Aber reichen die bisherigen Ergebnisse aus, um die heutige Komplexität von Familienbindungssystemen zu erklären?

Viele Mütter und Väter haben heute den Anspruch, sowohl ein optimaler »sicherer Hafen« für ihr Kind zu sein, etwa bei Angst und Schmerzen, als auch ihrem Kind eine optimale sichere emotionale Basis als Ausgangspunkt für neugierige Erkundungen zu bieten (Bretherton 2010). Aber wie genau setzen Eltern – besonders die heutigen Väter – dies um, und wie kann man sie dabei unterstützen? Mit dem SAFE®-Programm und der SAFE®-Evaluationsstudie soll u. a. diesen Fragen auf den Grund gegangen werden. Schon jetzt zeigt die Forschung: Attachment und Bonding sind auch Vätersache.

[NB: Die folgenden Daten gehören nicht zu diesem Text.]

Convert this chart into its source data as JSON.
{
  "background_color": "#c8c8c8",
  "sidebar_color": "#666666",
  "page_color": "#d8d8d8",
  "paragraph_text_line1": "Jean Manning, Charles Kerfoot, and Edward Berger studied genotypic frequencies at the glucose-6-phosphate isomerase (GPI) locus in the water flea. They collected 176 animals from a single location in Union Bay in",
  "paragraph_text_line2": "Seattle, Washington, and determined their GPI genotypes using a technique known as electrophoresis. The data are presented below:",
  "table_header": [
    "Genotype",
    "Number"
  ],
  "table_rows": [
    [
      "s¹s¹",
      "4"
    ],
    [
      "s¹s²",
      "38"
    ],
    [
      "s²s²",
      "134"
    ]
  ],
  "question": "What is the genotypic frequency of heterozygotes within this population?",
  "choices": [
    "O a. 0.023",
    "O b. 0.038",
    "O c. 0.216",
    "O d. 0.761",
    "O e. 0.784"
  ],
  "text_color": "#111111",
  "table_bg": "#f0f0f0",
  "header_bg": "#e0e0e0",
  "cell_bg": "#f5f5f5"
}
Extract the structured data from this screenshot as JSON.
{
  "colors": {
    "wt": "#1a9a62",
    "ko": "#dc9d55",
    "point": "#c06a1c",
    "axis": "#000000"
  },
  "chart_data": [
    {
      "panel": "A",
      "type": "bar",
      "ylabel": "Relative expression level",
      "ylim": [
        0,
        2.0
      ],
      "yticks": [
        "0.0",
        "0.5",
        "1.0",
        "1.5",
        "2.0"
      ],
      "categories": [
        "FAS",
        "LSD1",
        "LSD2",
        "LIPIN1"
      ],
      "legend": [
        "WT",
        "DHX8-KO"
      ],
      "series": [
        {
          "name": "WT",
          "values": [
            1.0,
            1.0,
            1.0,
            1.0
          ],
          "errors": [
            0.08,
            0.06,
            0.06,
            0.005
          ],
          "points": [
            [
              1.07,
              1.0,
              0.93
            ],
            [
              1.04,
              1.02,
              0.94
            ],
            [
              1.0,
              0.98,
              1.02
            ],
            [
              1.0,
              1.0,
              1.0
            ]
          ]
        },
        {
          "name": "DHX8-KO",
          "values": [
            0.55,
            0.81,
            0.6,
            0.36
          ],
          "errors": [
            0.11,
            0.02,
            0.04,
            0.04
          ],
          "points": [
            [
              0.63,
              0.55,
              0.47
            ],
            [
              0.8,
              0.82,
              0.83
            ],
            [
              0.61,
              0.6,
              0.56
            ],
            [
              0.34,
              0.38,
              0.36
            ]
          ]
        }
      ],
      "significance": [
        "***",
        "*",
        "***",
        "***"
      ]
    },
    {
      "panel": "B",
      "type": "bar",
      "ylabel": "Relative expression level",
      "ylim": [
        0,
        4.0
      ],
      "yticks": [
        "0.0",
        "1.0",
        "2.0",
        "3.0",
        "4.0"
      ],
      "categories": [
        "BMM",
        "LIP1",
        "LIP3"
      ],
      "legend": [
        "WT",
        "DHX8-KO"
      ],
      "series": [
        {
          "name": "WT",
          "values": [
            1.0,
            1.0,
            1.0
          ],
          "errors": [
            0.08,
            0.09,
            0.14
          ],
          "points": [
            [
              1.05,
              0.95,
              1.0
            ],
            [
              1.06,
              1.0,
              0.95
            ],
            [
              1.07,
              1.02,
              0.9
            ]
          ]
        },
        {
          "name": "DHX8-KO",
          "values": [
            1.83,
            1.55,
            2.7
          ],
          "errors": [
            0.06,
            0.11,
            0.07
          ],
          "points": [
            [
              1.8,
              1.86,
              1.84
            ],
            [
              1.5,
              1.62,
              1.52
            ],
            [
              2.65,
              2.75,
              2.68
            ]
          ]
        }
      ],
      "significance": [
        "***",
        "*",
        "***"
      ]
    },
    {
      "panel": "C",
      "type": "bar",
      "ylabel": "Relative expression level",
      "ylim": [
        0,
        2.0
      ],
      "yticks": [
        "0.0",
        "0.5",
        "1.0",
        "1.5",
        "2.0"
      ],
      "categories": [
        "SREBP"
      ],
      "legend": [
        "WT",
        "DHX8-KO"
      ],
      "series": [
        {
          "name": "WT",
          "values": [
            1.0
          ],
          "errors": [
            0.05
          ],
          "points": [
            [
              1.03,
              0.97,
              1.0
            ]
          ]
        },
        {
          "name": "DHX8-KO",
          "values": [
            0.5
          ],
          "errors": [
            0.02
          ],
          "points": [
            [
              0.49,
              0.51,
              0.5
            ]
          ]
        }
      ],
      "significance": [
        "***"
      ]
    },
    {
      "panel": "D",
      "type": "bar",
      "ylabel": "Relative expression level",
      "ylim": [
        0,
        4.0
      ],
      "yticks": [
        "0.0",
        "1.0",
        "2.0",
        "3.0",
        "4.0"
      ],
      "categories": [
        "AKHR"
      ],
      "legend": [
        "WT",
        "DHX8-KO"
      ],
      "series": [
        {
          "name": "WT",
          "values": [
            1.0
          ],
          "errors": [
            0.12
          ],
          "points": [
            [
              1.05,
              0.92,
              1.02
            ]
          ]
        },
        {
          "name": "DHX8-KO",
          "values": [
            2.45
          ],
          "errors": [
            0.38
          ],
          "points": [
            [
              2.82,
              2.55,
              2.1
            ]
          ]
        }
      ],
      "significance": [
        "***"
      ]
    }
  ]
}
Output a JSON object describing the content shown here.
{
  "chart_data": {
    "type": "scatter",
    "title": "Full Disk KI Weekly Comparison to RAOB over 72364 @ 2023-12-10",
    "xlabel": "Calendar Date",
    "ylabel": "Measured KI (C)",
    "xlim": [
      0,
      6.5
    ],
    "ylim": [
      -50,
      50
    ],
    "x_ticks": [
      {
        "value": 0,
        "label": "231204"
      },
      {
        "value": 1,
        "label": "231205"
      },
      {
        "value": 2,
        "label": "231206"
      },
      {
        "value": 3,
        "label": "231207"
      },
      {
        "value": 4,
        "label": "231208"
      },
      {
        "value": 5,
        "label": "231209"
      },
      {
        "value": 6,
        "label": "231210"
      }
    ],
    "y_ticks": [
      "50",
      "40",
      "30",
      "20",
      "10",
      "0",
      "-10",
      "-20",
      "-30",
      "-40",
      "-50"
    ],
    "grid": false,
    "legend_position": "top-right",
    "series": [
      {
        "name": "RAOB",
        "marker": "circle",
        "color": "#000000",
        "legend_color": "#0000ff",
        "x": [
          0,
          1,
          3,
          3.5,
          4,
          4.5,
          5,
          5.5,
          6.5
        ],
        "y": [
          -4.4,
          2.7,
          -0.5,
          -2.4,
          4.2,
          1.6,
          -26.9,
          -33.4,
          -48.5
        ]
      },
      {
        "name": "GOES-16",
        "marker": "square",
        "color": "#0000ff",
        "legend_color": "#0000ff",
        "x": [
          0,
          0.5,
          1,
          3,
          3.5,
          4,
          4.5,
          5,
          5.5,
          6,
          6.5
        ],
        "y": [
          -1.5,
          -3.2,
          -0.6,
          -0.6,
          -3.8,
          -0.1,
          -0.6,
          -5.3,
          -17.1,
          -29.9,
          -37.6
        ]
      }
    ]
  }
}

Bindungsorientierte Arbeit mit Vätern im SAFE®-Programm

Der Titel dieses Beitrags, »Väter im Blick«, ist ein Motto des SAFE®-Programms. Es werden explizit die werdende Mutter und der werdende Vater angesprochen, und zwar nicht nur inhaltlich, sondern auch durch die Art der Organisation und der Durchführung des Programms. Das SAFE®-Programm wurde so entwickelt, dass sich nicht nur werdende Mütter, sondern auch werdende Väter wohlfühlen. So hat sich der Sonntag als SAFE®-Kurstag etabliert, da es besonders für berufstätige Väter wie Mütter während der Schwangerschaft und im ersten Lebensjahr des Kindes schwierig ist, Werktage freizuhalten.

Im SAFE®-Kurs wird Müttern und Vätern gleich viel Raum gegeben. Jeder Elternteil bekommt in den Einzelterminen, etwa beim Videofeedback, ausreichend Zeit, sich intensiv mit der SAFE®-Mentorin oder dem SAFE®-Mentor in einem sicheren Rahmen auszutauschen.